| Exam Board | OCR |
|---|---|
| Module | H240/03 (Pure Mathematics and Mechanics) |
| Year | 2021 |
| Session | November |
| Marks | 3 |
| Paper | Download PDF ↗ |
| Topic | Constant acceleration (SUVAT) |
| Type | Find acceleration from distances/times |
| Difficulty | Moderate -0.8 This is a straightforward constant acceleration kinematics problem requiring direct application of standard SUVAT equations. Part (a) uses v=u+at with given values, and part (b) uses v²=u²+2as. Both parts involve routine substitution with no problem-solving insight required, making it easier than average but not trivial since it requires correct equation selection and careful arithmetic. |
| Spec | 3.02d Constant acceleration: SUVAT formulae |
There are three checkpoints, $A$, $B$ and $C$, in that order, on a straight horizontal road. A car travels along the road, in the direction from $A$ to $C$, with constant acceleration. The car takes 20 s to travel from $B$ to $C$. The speed of the car at $B$ is 14 m s$^{-1}$ and the speed of the car at $C$ is 18 m s$^{-1}$.

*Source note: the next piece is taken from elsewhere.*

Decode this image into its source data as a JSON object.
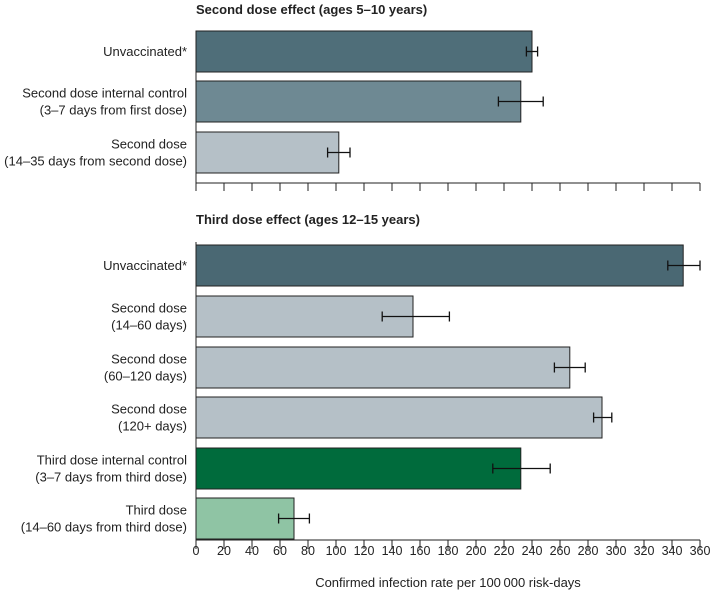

\begin{enumerate}[label=(\alph*)]
\item Find the acceleration of the car. [1]
\end{enumerate}
It is given that the distance between $A$ and $B$ is 330 m.
\begin{enumerate}[label=(\alph*)]
\setcounter{enumi}{1}
\item Determine the speed of the car at $A$. [2]
\end{enumerate}
\hfill \mbox{\textit{OCR H240/03 2021 Q9 [3]}}